Resolve-se nisto, então, a “esquizofrenia” amável de um projecto que não se resume facilmente: à superfície, Ted é uma comédia romântica nos moldes Apatowianos actuais (ver: Virgem aos 40 Anos, Um Azar do Caraças, Um Belo Par de Patins) sobre um casal (Mark Wahlberg e Mila Kunis) que enfrenta uma crise de crescimento, só que com urso ao barulho pelo meio. Mas, no fundo, Ted é também um filme de um maravilhoso que se dilui no quotidiano sem nunca perder a sua potência, remetendo para o cinema americano dos anos 1980 como apenas Super 8 de J. J. Abrams o fez recentemente. Com a diferença de que, onde Abrams era reverente face ao modelo Spielberg, MacFarlane entra por uma estética mais meta-referencial da cultura pop dos anos 1980, que homenageia e parodia ao mesmo tempo (aqui, o mote recorrente é o Flash Gordon de Mike Hodges, produzido em 1980 por Dino de Laurentiis).

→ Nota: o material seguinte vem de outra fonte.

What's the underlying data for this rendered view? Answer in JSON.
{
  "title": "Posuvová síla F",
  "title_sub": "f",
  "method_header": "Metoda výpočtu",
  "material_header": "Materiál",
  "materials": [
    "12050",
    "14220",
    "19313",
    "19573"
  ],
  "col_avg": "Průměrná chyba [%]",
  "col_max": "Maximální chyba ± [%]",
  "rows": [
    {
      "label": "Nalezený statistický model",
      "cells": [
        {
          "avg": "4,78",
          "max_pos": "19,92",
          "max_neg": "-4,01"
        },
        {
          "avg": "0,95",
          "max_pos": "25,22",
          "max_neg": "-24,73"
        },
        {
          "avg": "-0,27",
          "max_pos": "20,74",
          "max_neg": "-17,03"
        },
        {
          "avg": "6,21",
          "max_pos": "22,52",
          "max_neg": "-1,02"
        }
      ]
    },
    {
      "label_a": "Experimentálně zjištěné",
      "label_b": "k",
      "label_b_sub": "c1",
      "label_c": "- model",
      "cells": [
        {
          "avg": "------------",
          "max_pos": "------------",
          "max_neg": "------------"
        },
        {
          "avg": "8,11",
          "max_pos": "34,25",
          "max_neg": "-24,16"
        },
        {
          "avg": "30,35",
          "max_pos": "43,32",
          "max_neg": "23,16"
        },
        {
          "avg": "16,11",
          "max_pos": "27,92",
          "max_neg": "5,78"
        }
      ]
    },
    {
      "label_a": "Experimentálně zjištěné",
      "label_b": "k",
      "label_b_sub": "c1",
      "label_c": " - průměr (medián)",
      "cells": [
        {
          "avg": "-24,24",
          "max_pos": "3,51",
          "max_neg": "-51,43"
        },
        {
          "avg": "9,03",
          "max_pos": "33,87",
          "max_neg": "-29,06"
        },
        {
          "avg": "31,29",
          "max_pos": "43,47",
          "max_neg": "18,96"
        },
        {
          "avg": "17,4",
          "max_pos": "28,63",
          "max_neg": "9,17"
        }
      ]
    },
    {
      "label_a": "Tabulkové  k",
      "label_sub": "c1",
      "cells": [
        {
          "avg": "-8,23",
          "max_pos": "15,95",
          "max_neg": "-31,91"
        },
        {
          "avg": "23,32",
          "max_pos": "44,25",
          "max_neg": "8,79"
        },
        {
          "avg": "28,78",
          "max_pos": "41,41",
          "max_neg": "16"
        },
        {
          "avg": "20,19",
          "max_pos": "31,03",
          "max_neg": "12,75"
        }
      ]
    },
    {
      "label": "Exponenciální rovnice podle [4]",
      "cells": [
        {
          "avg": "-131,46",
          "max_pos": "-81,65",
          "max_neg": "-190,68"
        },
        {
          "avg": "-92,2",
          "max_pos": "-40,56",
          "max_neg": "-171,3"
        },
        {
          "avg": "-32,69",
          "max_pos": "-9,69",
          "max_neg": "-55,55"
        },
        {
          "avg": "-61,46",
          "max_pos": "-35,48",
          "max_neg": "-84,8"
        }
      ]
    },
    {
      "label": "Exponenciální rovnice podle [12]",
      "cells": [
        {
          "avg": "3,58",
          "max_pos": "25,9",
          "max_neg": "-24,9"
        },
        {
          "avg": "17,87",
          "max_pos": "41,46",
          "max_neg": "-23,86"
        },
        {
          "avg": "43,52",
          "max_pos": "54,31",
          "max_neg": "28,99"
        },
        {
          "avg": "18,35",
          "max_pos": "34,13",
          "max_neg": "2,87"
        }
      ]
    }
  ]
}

É capaz de ser muita coisa para um só filme: durante a maior parte da sua duração Ted podia ser Eu, Tu e o Emplastro (para melhor) com o urso a fazer de emplastro, no último terço guina para um policial deliberadamente incompetente; nunca perde a incorrecção política do humor de MacFarlane mas também nunca abandona o desejo de ser levado a sério como uma espécie de Spielbergada com bocas ordinárias; ora parece uma comédia televisiva melhor do que a média, ora joga com todos os lugares-comuns da comédia cinematográfica para melhor os desmontar. E, pelo meio disto, essa vontade de ser tudo ao mesmo tempo agora dá a Ted um charme e uma personalidade bem particulares, que fazem com que o filme resulte para lá do simples gague do urso maroto.